Soko is the Swahili word for market, and, in this Rosebank Mall space, it all comes together in a department store-like concept that reminds of legendary shopping meccas like Garlicks, Stuttafords and John Orr’s.
“Shopping at the mall used to be a family outing,” says Flight coffee shop owner and Soko District tenant Divan Botha who remembers trekking to large centres with his family, breakfasting inside a department store and shopping for all kinds of goodies. All in one place.
“It was always this huge space, with a large variety of different goods on display, that awed me as a youngster.” And this is exactly what Soko does. The stores have been carefully curated to ensure that there is a large variety of product, it’s never stuck in the dullness of sameness.
“I believe this may just be the future of shopping malls,” adds Botha.
“Mall space is really boring right now,” said Soko District manager Andrew Khanye.
”You go into a mall and all you want to do is just get what you want and go home, because year after year, week after week, it’s still the same brand, same everything, the same product in many cases. But we wanted to bring about a very huge, diverse, nation of brands, as we call it.”
He says it is all about vibrancy.
“The mix of brands that we have stands out for anyone who wants to come in and have an ice cream waffle, a cup of coffee on a coffee date, fashion to chocolate, even come and enjoy an exhibition.”
WATCH: Soko District in Rosebank – the future of shopping?
At Soko District there’s baby and toddler clobber Annapatat Kids, the husband-and-wife team at Oliver Vagary with handcrafted leather products, Rialheim’s incredible ceramicware, Mos Fashion, locally manufactured Bummel shoes and DJ Zinhle’s Era fashion brand amongst others.
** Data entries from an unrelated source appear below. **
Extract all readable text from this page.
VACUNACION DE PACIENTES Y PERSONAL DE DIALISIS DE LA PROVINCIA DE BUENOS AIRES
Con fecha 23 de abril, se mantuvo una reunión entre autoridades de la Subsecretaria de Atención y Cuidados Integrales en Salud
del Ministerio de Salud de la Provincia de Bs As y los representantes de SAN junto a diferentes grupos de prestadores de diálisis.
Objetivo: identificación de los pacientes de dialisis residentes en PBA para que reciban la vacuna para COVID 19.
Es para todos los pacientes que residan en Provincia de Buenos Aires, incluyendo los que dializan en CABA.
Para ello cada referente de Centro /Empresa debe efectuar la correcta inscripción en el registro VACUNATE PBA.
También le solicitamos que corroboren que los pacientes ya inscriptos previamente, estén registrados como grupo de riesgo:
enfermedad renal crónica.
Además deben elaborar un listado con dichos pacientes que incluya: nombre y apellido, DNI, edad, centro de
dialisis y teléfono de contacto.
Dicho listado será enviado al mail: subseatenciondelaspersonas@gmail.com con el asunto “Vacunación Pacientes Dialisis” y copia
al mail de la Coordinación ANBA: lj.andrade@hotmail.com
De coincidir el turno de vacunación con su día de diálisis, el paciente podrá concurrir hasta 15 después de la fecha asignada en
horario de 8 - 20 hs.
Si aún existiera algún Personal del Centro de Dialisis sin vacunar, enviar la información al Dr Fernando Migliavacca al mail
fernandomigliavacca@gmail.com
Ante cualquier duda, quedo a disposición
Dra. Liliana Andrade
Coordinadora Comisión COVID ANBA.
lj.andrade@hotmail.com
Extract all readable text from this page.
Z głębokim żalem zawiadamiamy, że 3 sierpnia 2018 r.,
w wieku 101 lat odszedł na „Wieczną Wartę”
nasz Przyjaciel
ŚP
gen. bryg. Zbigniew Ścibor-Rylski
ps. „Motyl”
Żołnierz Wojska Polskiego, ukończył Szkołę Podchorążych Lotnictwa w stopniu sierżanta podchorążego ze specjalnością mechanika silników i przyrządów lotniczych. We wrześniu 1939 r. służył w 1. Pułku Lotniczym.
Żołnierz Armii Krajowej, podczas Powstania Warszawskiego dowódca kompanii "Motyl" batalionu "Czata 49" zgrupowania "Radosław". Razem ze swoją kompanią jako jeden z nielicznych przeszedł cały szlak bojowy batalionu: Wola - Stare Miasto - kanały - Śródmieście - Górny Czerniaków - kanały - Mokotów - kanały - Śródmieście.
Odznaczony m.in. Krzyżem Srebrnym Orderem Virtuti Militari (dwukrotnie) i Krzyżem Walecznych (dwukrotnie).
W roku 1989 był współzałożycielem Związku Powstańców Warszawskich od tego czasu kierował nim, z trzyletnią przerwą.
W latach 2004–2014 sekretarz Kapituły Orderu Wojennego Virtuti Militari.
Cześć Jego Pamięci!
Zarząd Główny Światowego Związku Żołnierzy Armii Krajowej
The Darling Sweet company’s legendary toffees are in-store as well as homemade dark chocolate at Just Rrrraw Chocolate. This is also the only place where you’ll find an entire store dedicated to lollipops.
It’s something to behold and try. Brigette Barnett’s Lollipop League’s small batch range of lollipops and candies come in more than 30 flavours from ingredients sourced from all over the world, including her own garden.
We much have a vast number of brands, and we have curated them not by who they are or who the owners are, but what they stand for. You’ll find that we have guys who have been to South African Fashion Week. We have guys who never owned a store before in their lives.
They’ve always maybe traded online. We’ve got guys whose Soko District outlet is their retail debut,” says Khanye, who also curates all the retail in the space.
“We never really look at how rich your brand is or how famous it is. We pretty much look at the possibilities of your brand and makes it different from what is already available in malls.”
He says it’s all about avoiding the boring and the usual.
On a par with its great mix of goodies on sale is the innovative way shopfitting has been done. The entire store is conceptual and interchangeable, so expansion and contraction or even accommodating a new brand becomes as easy as swinging about the fixtures and locking in new space.
It’s all about multi-purpose function and recycling, reusing and making the most of the space and the ingredients to its recipe for success. “And this is only the beginning,” says Kanye.